Edit: we had to roll back this feature. It ended up introducing conflicts in PouchDB (#2685). The TouchDB implementation is still the fastest I'm aware of.
Up until PouchDB 3.0.x, our replication algorithm was largely the same as TouchDB's, as described here.
However, recently we have discovered an improvement to this algorithm, which results in a nearly 20x speedup, as measured by using the npm-browser project. Details are in these GitHub issues: #2472, #2475, and #2647.
Obviously this "20x" number will vary depending on latency and connection speed, but we're definitely in the "decimal order of magnitude" area, which is great. I cannot take credit for this discovery; it was Dale Harvey who proposed it (#2466).

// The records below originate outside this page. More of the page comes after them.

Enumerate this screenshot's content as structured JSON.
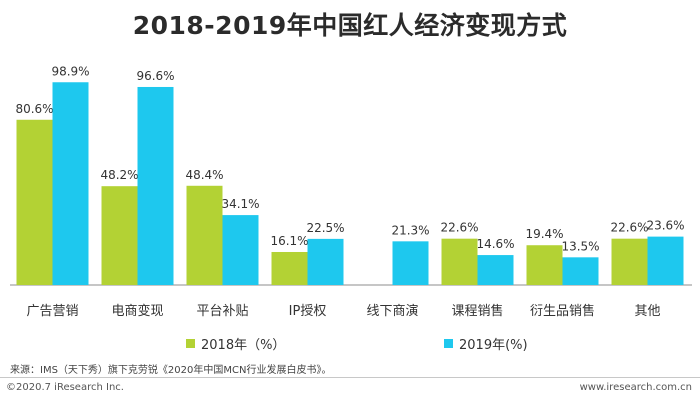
{
  "chart_data": {
    "type": "bar",
    "title": "2018-2019年中国红人经济变现方式",
    "categories": [
      "广告营销",
      "电商变现",
      "平台补贴",
      "IP授权",
      "线下商演",
      "课程销售",
      "衍生品销售",
      "其他"
    ],
    "series": [
      {
        "name": "2018年（%）",
        "values": [
          80.6,
          48.2,
          48.4,
          16.1,
          null,
          22.6,
          19.4,
          22.6
        ],
        "labels": [
          "80.6%",
          "48.2%",
          "48.4%",
          "16.1%",
          "",
          "22.6%",
          "19.4%",
          "22.6%"
        ],
        "color": "#b3d234"
      },
      {
        "name": "2019年(%)",
        "values": [
          98.9,
          96.6,
          34.1,
          22.5,
          21.3,
          14.6,
          13.5,
          23.6
        ],
        "labels": [
          "98.9%",
          "96.6%",
          "34.1%",
          "22.5%",
          "21.3%",
          "14.6%",
          "13.5%",
          "23.6%"
        ],
        "color": "#1ec8ee"
      }
    ],
    "ylim": [
      0,
      100
    ],
    "grid": false,
    "legend_position": "bottom"
  },
  "footer": {
    "source": "来源：IMS（天下秀）旗下克劳锐《2020年中国MCN行业发展白皮书》。",
    "copyright": "©2020.7 iResearch Inc.",
    "site": "www.iresearch.com.cn"
  }
}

Our new algorithm is almost identical to the original TouchDB algorithm, with one crucial difference. At step 5, notice it says:
5. GET each such revision from the source database. Use the ?revs=true URL parameter to include its list of parent revisions, so the target database can update its revision tree.
Ouch, a GET
request for every document you want to replicate! That's a helluva lot of HTTP requests. And with CORS it's even worse, because it ends up being two requests per document (one OPTIONS
for each GET
).
However, let's imagine you replace Step 3, which reads:
3. Fetch the source database’s _changes feed, starting just past the last source sequence ID (if any).
with this instead:
3. Fetch the source database’s _changes feed, starting just past the last source sequence ID (if any). Use
include_docs=true
to fetch the documents at the same time that you fetch the changes.
If you use include_docs=true
to get the latest version of each document in the _changes
feed itself, then you can actually skip step 5 for most documents, meaning you don't need to do a separate GET
for each document in the changes feed. There are only three exceptional cases, where you do need to issue a separate GET
:
_deleted
documents (because CouchDB doesn't let you post them to the end of the rev tree withnew_edits=false
, unless you include at least the most recent non-deleted revision)- documents with
_attachments
(because you don't get these from_changes
) - documents with more than one missing revision, or where the revision is not what you got from the
_changes
feed.
This is actually a very minor change to the algorithm, which results in a huge boost in performance. You can see our own implementation here, and you may note that it's only about ~20 lines of code.
The other change is that we no longer need the TouchDB optimization of fetching the generation-1 revisions using all_docs
(as described in #993). Since we just get those documents anyway in the _changes
feed, that step is no longer necessary.
We discovered the correct implementation of this algorithm through a painful process of trial-and-error. (The hasty PouchDB 3.0.2 release, which followed only a week after 3.0.0, is a testament to this.) So hopefully this writeup can prove useful to other members of the Couch family.
Our celebrations turned out to be premature. This "improvement" introduced bogus conflicts: pouchdb/pouchdb#2685.
We're going to have to revert this, sadly.